3) Get Enough Sleep.

High school students should be getting 9 hours of sleep each night. Exhausted people don’t do as well as rested people. Bad decisions get made by tired people. Sleep cannot be stored, so sleeping in on the weekends won’t make up for lack of sleep during the week. Aim to get to sleep by 10:00 if you have to be up for school between 6:00 and 7:00. 

4) Schedule some down time.

Put time in your schedule to relax and gather your thoughts. If you are the type of person who tends to let time get away from you,  set aside specific time to play and then get back to work. If you tend to over schedule yourself and feel guilty if you aren’t working, remember that your mind needs time to relax and process information in order to be efficient. 

5) Participate in clubs and activities.

High school is the time to learn what interests you outside of school. Join some clubs. Explore your passions and make some new friends. Don’t join clubs for the sole purpose of building a college resume. Join a club because the mission of the club interests you. 

6) Tell somebody if you feel stressed.

If you are feeling overwhelmed, tell someone you trust. Let your parents or teachers or counselors know if you are feeling panicky. If you show consistent effort, most teachers will happily work with you to reduce your stress. Sometimes just letting someone else know that you are worried helps alleviate the worry.

7) Do something productive with your summers.

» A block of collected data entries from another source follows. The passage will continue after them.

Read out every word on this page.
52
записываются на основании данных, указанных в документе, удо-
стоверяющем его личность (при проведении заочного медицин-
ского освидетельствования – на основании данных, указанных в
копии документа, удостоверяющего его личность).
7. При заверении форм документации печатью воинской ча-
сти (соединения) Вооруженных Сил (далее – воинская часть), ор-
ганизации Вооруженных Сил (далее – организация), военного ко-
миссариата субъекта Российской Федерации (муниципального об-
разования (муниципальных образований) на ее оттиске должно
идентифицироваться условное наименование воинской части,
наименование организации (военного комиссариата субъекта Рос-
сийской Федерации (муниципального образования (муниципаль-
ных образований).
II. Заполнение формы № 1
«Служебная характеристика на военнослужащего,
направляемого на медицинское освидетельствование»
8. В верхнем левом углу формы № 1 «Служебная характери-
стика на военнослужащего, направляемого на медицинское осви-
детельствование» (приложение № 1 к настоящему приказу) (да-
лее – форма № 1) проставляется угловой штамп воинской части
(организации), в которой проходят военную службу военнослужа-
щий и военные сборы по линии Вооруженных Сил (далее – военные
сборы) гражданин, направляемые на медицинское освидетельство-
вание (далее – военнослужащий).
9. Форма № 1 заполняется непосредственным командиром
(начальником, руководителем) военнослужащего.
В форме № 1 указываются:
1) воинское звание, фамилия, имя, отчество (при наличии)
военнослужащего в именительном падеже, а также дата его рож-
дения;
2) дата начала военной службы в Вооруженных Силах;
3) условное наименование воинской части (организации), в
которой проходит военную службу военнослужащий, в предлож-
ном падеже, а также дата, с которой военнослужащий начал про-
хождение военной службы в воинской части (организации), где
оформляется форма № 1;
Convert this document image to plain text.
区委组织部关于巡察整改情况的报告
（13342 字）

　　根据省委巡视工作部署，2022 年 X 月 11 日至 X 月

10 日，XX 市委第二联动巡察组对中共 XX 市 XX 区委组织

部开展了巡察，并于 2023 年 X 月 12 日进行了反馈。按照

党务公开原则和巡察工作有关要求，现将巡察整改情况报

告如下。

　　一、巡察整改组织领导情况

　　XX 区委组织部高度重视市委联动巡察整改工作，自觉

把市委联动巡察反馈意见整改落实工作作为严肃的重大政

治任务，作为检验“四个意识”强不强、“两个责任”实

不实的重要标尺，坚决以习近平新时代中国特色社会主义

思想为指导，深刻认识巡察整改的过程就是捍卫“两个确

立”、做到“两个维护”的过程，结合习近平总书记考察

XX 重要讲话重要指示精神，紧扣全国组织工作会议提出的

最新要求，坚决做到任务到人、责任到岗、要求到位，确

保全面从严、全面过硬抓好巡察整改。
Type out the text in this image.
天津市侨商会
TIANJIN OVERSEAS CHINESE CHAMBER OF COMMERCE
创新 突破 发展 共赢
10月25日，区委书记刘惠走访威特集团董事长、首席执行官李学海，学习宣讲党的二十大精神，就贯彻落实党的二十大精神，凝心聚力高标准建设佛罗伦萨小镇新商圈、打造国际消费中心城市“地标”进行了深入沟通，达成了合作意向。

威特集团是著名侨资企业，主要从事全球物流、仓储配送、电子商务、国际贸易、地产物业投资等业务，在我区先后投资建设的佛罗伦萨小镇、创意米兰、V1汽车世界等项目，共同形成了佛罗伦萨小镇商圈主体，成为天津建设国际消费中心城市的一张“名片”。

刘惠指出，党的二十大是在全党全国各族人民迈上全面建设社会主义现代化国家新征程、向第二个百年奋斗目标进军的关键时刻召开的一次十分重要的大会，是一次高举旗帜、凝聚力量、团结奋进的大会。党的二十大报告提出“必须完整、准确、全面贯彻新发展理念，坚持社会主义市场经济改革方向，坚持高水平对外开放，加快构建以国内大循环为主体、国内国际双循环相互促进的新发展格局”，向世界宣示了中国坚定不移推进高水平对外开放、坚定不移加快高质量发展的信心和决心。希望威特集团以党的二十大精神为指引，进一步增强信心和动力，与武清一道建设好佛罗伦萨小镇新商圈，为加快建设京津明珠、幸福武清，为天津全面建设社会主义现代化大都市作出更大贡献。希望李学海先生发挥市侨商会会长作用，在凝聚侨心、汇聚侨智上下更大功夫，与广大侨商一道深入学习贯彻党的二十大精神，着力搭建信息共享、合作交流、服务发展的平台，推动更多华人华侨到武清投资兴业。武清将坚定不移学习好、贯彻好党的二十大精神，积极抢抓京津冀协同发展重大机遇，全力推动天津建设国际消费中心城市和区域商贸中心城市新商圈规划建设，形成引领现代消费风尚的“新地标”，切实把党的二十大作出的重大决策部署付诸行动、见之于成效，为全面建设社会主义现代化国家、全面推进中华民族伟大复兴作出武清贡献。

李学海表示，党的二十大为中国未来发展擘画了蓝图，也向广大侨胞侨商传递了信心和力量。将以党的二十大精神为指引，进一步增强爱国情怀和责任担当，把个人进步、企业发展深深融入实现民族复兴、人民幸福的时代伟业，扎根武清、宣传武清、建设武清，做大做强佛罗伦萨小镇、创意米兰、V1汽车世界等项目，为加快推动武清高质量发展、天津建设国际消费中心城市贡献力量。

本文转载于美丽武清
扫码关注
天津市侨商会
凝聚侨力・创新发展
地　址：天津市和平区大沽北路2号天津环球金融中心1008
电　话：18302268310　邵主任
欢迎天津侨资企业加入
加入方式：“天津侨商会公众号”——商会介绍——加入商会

Idle summers are a contributing factor to depression among teenagers. Sure, at the end of the school year you may feel like you could sleep for a month, but after you’ve had a few days to catch up and relax, find something to do.  Get a job or volunteer in your community. Set some exercise goals or read some books that aren’t required.  Find a summer workshop or camp focused on a topic that interests you.  Plan specific activities with your friends and family.  People who have scheduled activities to look forward to tend to be less depressed than those who don’t. 

8) Don’t get caught up in competitiveness with grades.

During high school you will learn your own academic strengths and weaknesses. It isn’t helpful for you to be constantly comparing yourself to other people. Make a pledge to keep your grades to yourself and it will reduce your stress. 

9) Accept your flaws and the flaws of other people.

During high school you will learn that your parents make mistakes and so do your teachers and your friends. Rather than focusing on other people’s errors, remember that you are also not perfect. Be humble and accept that you make mistakes too and be forgiving of other people. 

10) Treat other people better than you expect to be treated.

Hurt people hurt people. When others treat us badly, it is easy to react with anger or vengeance, but if you can take a deep breath, stay calm and consider the possibility that the person who hurt you may have been hurt themselves, it is easier to be kind in return.